Parma-Napoli si prepara a un’invasione azzurra: circa 3500 tifosi riempiranno il settore ospiti, mentre almeno mille altri occupano i restanti settori dello stadio.
La trasferta emiliana rappresenta un banco di prova cruciale nella lotta scudetto. Come riporta Il Mattino, la presenza napoletana sarà massiccia nonostante limitazioni e controlli rafforzati. Gli azzurri arrivano al Tardini con la necessità di vincere per mantenere vive le speranze di rimonta, e il supporto del proprio pubblico diventa elemento determinante in questa fase della stagione.
Parma-Napoli: le tensioni del maggio 2025 e le misure di sicurezza
Il precedente di un anno fa rimane ancora vivo nella memoria di tutti. Prima della sfida tra le due squadre l’atmosfera era tesissima, con scontri tra tifosi e 15 daspo emessi a carico degli ultras locali. Stavolta le autorità hanno predisposto misure di sicurezza rafforzate, con i club azzurri del Nord scortati fino allo stadio. Non è una trasferta semplice: il viaggio verso Parma richiede organizzazione e prudenza, ma i napoletani non rinunciano al proprio ruolo di dodicesimo uomo.

Lo stadio colorato d’azzurro: il Tardini diventa campo neutro
Quale impatto avrà questa massiccia presenza? Il Napoli potrà contare su un Tardini significativamente colorato d’azzurro, trasformando una trasferta in una sorta di campo quasi amico.
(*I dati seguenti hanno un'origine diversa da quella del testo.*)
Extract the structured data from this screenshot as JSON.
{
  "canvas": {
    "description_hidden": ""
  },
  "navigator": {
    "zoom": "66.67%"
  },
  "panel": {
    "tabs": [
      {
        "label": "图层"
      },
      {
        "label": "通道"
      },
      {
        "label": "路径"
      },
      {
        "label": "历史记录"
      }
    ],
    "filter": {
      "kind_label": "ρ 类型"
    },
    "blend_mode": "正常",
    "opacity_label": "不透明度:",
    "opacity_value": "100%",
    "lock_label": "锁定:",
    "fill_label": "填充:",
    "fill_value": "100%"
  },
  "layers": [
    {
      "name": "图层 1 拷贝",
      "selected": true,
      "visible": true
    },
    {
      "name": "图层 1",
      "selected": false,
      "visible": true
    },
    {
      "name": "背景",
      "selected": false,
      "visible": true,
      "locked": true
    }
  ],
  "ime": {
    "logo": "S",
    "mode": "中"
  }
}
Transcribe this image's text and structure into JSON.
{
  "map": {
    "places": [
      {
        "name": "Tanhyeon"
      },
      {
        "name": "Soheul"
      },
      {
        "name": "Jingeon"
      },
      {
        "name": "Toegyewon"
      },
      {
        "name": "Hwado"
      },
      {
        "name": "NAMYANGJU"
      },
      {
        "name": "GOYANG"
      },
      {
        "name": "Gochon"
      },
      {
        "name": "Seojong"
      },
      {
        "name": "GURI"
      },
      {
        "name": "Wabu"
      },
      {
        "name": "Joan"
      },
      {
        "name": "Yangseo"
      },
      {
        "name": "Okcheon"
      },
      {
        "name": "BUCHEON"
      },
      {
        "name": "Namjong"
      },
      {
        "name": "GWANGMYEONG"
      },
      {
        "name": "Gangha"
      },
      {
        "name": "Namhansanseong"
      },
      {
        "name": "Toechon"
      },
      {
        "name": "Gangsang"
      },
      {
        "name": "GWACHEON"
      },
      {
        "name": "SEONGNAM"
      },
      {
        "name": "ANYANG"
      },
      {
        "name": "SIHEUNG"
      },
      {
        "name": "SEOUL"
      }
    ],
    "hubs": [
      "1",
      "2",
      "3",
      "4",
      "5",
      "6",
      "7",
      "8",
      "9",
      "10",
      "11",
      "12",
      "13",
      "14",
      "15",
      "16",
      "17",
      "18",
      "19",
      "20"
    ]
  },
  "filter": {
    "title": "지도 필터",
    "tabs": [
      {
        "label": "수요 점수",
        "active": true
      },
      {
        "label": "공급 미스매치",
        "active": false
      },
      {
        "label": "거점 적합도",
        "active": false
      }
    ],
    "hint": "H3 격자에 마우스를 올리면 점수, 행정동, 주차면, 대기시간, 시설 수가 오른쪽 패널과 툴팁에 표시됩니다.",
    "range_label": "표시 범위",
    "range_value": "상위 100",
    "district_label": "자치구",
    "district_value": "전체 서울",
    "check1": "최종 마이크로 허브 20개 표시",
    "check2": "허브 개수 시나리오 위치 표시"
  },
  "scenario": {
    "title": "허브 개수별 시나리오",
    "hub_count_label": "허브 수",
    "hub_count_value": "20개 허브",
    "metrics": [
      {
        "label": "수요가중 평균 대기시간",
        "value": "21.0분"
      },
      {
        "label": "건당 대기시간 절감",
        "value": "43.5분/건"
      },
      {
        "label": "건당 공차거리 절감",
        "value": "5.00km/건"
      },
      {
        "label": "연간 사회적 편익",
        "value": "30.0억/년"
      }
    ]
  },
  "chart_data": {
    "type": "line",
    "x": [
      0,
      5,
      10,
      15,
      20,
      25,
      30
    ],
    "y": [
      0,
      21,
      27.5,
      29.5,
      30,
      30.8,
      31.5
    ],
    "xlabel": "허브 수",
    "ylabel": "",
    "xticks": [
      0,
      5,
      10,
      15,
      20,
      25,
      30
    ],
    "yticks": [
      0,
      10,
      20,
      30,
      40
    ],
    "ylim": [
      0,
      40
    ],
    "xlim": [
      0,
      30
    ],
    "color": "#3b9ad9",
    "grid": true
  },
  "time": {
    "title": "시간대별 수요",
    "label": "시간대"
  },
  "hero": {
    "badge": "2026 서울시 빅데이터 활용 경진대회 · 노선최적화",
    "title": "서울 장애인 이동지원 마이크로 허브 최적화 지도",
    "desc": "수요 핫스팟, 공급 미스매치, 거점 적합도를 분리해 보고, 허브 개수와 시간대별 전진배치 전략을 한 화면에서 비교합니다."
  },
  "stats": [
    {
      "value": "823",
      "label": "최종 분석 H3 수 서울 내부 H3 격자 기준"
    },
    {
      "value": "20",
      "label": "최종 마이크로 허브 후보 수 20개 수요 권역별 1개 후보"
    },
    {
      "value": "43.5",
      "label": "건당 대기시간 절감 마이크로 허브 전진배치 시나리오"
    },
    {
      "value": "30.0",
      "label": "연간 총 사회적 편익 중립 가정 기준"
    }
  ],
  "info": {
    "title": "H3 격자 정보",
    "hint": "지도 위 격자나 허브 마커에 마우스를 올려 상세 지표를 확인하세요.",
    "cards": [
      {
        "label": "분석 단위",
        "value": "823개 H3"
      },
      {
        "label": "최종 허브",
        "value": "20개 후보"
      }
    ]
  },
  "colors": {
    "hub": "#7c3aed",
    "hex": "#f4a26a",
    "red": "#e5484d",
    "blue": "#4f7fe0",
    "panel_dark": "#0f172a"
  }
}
La pressione psicologica sui padroni di casa aumenta, mentre gli azzurri ricevono spinta emotiva dal proprio pubblico. In una gara che può pesare molto nella corsa finale, questo elemento non è marginale.
La sfida contro il Parma assume i connotati di una partita decisiva. Con tremila tifosi pronti a riempire gli spalti nonostante le difficoltà organizzative e i divieti, il Napoli affronta questa trasferta con il massimo sostegno possibile. La rimonta scudetto passa anche da questi momenti, quando il pubblico partenopeo trasforma uno stadio avversario in una bolgia azzurra.